De volta à capital, Hrushevsky dedicou atenção especial ao processo constitucional. Sob sua orientação, foi redigida a Constituição da RPU Independente (aprovada em 29 de abril de 1918). Conforme o texto, o órgão supremo do poder seria a Assembleia Popular, responsável direta pelo poder legislativo e pela formação das instâncias superiores dos poderes executivo e judiciário. Caberia ao presidente, eleito pela própria Assembleia, a função de convocar e conduzir os trabalhos legislativos.[10]
No entanto, em 29 de abril, um golpe de Estado em Kiev transferiu o poder para as mãos do Hetmã Pavlo Skoropadski. Diante da ascensão de Skoropadski, Hrushevsky passou à clandestinidade. Mesmo agindo no submundo político, ele não interrompeu sua produção acadêmica e participou ativamente das discussões sobre a fundação da Academia Ucraniana de Ciências, defendendo enfaticamente que esta deveria ser estabelecida com base na estrutura da Sociedade Científica Ucraniana (UNT). Coerente com suas convicções, ele recusou o convite para integrar a academia nos moldes em que foi efetivamente criada pelo regime do Hetmã.[17]
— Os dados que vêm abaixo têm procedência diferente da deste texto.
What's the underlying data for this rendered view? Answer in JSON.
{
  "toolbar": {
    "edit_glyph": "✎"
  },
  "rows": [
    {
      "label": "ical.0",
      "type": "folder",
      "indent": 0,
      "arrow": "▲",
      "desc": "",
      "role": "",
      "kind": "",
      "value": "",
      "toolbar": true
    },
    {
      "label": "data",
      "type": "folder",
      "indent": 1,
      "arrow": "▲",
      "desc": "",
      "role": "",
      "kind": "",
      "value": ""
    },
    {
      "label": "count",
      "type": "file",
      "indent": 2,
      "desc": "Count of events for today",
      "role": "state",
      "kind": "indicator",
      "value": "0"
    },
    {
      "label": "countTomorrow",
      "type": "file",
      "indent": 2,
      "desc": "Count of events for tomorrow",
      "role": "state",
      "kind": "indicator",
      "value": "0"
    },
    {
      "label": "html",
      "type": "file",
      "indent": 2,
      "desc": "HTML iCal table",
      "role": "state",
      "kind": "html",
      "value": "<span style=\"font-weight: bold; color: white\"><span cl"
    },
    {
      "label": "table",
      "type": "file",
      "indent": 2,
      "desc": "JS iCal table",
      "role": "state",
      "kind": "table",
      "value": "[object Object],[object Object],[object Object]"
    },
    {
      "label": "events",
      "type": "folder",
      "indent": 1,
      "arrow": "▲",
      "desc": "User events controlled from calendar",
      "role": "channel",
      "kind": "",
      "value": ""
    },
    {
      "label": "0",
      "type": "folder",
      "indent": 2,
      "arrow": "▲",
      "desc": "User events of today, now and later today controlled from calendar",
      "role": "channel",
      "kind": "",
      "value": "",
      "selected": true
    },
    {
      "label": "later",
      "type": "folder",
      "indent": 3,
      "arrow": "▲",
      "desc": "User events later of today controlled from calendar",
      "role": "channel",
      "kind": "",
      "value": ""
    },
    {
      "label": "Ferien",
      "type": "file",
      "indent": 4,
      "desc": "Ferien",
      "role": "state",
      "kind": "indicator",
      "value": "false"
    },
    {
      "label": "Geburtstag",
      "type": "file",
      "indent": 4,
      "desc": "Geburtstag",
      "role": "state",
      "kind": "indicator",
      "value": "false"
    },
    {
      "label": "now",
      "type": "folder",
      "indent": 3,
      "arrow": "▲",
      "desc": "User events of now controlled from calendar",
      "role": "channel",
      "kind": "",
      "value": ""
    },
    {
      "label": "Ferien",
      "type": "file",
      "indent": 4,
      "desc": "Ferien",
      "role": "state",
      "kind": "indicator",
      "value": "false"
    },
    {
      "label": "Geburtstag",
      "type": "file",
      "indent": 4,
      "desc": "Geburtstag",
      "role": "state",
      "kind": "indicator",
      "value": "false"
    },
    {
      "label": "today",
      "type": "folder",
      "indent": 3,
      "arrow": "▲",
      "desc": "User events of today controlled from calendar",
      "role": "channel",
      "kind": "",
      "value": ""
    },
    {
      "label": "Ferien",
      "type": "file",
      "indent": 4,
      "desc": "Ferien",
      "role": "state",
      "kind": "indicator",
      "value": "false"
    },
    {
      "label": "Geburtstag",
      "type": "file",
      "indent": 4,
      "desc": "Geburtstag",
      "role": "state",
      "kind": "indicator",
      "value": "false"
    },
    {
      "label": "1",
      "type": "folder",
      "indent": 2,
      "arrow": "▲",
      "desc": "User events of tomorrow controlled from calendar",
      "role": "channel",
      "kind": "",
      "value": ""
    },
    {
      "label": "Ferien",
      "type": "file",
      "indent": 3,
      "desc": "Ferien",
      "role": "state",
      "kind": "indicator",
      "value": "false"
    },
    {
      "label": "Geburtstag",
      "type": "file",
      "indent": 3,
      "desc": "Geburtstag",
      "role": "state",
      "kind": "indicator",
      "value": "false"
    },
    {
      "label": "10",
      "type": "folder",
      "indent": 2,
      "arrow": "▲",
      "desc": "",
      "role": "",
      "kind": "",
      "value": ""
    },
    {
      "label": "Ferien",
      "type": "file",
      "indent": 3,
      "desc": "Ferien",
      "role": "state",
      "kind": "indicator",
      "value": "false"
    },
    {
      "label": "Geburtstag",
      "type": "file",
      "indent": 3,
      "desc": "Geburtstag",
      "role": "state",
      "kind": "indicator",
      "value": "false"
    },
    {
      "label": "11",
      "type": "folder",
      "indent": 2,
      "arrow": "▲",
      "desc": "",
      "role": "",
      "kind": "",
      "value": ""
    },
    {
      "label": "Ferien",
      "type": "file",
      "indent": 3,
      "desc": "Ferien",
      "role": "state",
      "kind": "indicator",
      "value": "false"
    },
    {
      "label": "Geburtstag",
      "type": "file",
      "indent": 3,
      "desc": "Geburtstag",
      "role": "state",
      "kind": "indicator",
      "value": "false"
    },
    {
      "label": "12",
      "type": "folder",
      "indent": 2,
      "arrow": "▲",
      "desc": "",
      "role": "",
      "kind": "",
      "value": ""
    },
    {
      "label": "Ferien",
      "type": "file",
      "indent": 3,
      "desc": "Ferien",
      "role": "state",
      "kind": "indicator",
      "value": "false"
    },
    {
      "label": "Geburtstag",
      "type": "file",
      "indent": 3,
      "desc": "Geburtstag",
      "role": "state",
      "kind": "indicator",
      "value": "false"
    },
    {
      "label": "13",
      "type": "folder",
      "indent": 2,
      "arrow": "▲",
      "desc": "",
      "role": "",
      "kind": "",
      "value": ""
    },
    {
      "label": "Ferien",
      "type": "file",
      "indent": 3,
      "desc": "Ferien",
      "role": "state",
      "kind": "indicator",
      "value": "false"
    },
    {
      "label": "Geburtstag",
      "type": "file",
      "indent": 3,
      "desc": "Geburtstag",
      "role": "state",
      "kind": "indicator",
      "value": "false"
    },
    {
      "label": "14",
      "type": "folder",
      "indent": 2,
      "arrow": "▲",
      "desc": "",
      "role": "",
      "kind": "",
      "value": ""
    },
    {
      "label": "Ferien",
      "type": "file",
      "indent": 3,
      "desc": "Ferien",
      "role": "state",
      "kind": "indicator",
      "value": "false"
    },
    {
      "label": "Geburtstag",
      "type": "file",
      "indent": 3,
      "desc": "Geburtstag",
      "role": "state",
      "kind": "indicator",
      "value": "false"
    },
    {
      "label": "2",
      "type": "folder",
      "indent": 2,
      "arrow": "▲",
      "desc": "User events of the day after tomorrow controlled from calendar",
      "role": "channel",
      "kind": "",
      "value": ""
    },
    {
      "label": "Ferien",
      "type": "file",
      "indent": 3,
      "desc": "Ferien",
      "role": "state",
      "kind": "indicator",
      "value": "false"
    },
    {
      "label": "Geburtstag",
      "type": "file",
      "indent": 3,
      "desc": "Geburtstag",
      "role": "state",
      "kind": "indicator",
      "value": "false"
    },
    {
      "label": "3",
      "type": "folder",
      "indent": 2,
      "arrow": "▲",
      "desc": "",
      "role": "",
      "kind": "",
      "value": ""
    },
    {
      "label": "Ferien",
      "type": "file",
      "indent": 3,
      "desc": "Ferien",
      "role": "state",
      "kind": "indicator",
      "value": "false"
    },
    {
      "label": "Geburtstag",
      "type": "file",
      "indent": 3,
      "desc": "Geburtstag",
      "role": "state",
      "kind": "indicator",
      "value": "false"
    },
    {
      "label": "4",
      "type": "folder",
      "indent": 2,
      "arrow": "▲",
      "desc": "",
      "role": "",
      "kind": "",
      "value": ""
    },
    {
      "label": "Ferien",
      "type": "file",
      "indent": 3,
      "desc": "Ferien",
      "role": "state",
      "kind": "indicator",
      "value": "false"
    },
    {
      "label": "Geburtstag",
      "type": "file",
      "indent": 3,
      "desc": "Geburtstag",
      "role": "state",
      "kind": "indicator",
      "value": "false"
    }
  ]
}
Durante este período de exílio interno e silêncio político, Hrushevsky produziu a quarta, quinta e sexta partes de sua História Universal, além das obras História Antiga: O Mundo Antigo e A Idade Média na Europa, reafirmando seu compromisso com a erudição mesmo sob a adversidade política.[1]
1919
No início de fevereiro de 1919, após a captura de Kiev pelas forças bolcheviques, Hrushevsky partiu para Kamianets-Podilskyi, onde assumiu a edição do periódico Zhyttia Podillia (Vida da Podólia). Em março do mesmo ano, transferiu-se para Stanislav (atual Ivano-Frankivsk), que então servia como a capital da Região Ocidental da República Popular da Ucrânia. Mesmo sob a pressão das constantes movimentações militares, ele logrou concluir a redação de um importante manual didático intitulado História da Ucrânia, adaptada aos programas das escolas primárias superiores e classes iniciais das escolas secundárias, publicado ainda em 1919.[10][3]
Exílio
Em março de 1919, Hrushevsky iniciou seu período de exílio, partindo inicialmente para a Checoslováquia. Residiu em Praga e, posteriormente, em Viena, atuando como representante da delegação externa do Partido Socialista-Revolucionário Ucraniano (UPSR). Nesse período, desenvolveu uma vasta atividade científica e publicitária. Foi um dos fundadores do Comitê da Ucrânia Independente, uma organização internacional de caráter civil, e estabeleceu o Instituto Sociológico Ucraniano (USI), que operou primeiro em Praga e depois em Viena. Foi durante este exílio que Hrushevsky revisou profundamente suas convicções sobre a construção do Estado, propondo a concepção de um Estado-república nacional ucraniano baseado em uma ordem social sem classes, ideias sintetizadas em sua obra "As Origens da Cidadania: Sociologia Genética" (1921).[10]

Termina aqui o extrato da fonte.